THE date for the annual Matt McGinn tribute has been announced. It will take place in Linlithgow’s Academy theatre on 4 March.

The 40th anniversary of McGinn’s tragic early death has just passed and the tribute will reflect his work and influence both in his lifetime and in the years since his passing.

McGinn had a close association with Linlithgow Folk Club, run by the late Nora Devine, for 30 years. Proceeds from the tribute night go towards an outdoor music event on the Nora Devine Stage at Linlithgow Cross.

Tickets for the Matt McGinn Night, which are priced £10, can be purchased from Far from the Madding Crowd, which is at No 20 High Street, Linlithgow; from Linlithgow Post Office at No 266 High Street; and also from Linlithgow Folk Festival Association, which can be reached on 01506 670229.

WHO EXACTLY WAS MATT McGINN?

A GRAVELLY-VOICED Glaswegian folk singer is how most people will remember McGinn of the Calton, as he was known. He was much more than that, however, as he was an author, a self-taught political revolutionary, a student of economics and political science and a powerful left-wing debater as well as a leading figure in the folk revival of the 1950s and 60s who created a thousand songs, not all of which survive, and many folk standards, which do.

McGinn was born the eighth of nine children into a Catholic family – he later embraced atheism – in the east end of Glasgow where he had a troubled childhood, being sent to an Approved School – a residential institution for young offenders – at the age of 12 after being convicted of theft.

He left the school and a friend introduced him to left-wing politics which McGinn credited with saving him from a life of petty crime. He went to work at the GKN factory in Hillington where he encountered trade unionism and attended night classes where he educated himself so well that, at the age of 31, he won a union scholarship to attend Ruskin College in Oxford from which he graduated with a diploma in Economics and Political Science. He would later qualify as a teacher in Huddersfield before returning to work in teaching in Lanarkshire and then as organiser of the Gorbals Adventure Playground, the first of its kind in Scotland.

The turning point in his musical career came when he won a newspaper competition in the Reynolds News in 1961 with the scabrous verses of The Foreman O’Rourke, about a worker who flushes his boss down a toilet pan.

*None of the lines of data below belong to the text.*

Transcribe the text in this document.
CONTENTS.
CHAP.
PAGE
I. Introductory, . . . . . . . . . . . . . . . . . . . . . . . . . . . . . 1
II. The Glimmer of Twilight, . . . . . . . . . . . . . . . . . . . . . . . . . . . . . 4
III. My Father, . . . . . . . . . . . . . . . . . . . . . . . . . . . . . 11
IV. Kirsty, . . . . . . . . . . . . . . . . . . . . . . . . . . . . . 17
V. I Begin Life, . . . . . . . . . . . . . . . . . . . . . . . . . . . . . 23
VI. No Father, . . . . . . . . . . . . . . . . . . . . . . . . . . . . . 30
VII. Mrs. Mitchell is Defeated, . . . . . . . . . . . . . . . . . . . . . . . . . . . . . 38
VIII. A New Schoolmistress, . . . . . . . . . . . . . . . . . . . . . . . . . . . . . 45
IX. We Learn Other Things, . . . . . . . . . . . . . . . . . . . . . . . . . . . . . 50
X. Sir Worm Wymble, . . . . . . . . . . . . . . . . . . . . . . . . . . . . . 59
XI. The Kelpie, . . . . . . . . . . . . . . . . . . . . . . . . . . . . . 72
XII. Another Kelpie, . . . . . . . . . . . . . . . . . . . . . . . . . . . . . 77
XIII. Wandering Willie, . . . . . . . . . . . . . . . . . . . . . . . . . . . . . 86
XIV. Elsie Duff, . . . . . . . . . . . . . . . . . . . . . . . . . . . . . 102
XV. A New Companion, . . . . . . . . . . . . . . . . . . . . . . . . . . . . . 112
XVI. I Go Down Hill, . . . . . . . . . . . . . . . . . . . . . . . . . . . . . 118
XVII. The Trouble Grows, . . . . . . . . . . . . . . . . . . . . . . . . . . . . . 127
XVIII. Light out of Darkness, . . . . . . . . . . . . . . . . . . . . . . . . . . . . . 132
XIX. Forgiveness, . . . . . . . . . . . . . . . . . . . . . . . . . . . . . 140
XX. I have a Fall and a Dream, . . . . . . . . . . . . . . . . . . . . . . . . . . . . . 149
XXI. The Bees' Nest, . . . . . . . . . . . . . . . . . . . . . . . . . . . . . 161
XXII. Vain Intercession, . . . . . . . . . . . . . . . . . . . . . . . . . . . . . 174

He then got heavily involved in the anti-Polaris crusade and took up writing protest songs, being noticed by Pete Seeger who scored him a gig at Carnegie Hall in New York alongside a certain Bob Dylan.

WHAT WERE HIS BEST WORKS?

THE trouble with Matt is that he had no musical education and very rarely wrote things down, and in the tradition of the troubadour and raconteur, he would regale his audience with an often hilarious story before finishing with a song. You may not be surprised to learn that one of his early backing musicians was Billy Connolly.

His best known songs included The Red YoYo, The Rolling Hills of the Borders, Skinny Malinky Longlegs, The Ballad of the Q4, and his intensely moving The Ibrox Disaster.

WAS HE REALLY AS FUNNY AS PEOPLE MAKE OUT?

YOU had to be there, as they say, but when he launched into, foir instance, Willie McNamara or the Dundee Ghost, it was only after a long and humorous introduction.

Rob Roy McGregor was one of his comic standards, with its chorus “eat the breid and heid the ba’, the man that ate the bilt ham raw, he very seldom kicks his maw, Rob Roy McGreegor-aw.”

The Effin Bee is a poem of legendary repute, while the Wee Kirkcudbright Centipede should be part of the national curriculum as it cheers adults and children alike.

WHEN AND HOW DID HE DIE?

HE HAD not enjoyed the best of health and yes, he liked a drink but, on January 5, 1977, McGinn was sober when he fell asleep with a lit cigarette in his hand and caused a fire in his flat. A post mortem showed he died of smoke inhalation and had no alcohol in his blood. He was just 48. McGinn was survived by his wife Janette and his four children.

WHO DID HE INFLUENCE?

BILLY Connolly, for one. The Big Yin was joined at McGinn’s non-religious funeral by a host of Scotland’s best folk musicians and political leaders such as Harry McShane, last of the Red Clydesiders, and shipyard hero and Glasgow University rector Jimmy Reid, as well as Hamish Henderson whose Freedom Come All Ye was so memorably sung at the opening ceremony of the Glasgow 2014 Commonwealth Games.

The late Norman Buchan MP gave a moving funeral oration with evidence of how McGinn’s contribution to Scottish life had affected so many people in Glasgow and beyond.

He is remembered with great fondness even 40 years on, and people of the Left in Scotland and elsewhere owe him a great debt for the energy, passion, talent, and humour he committed to the cause of working people.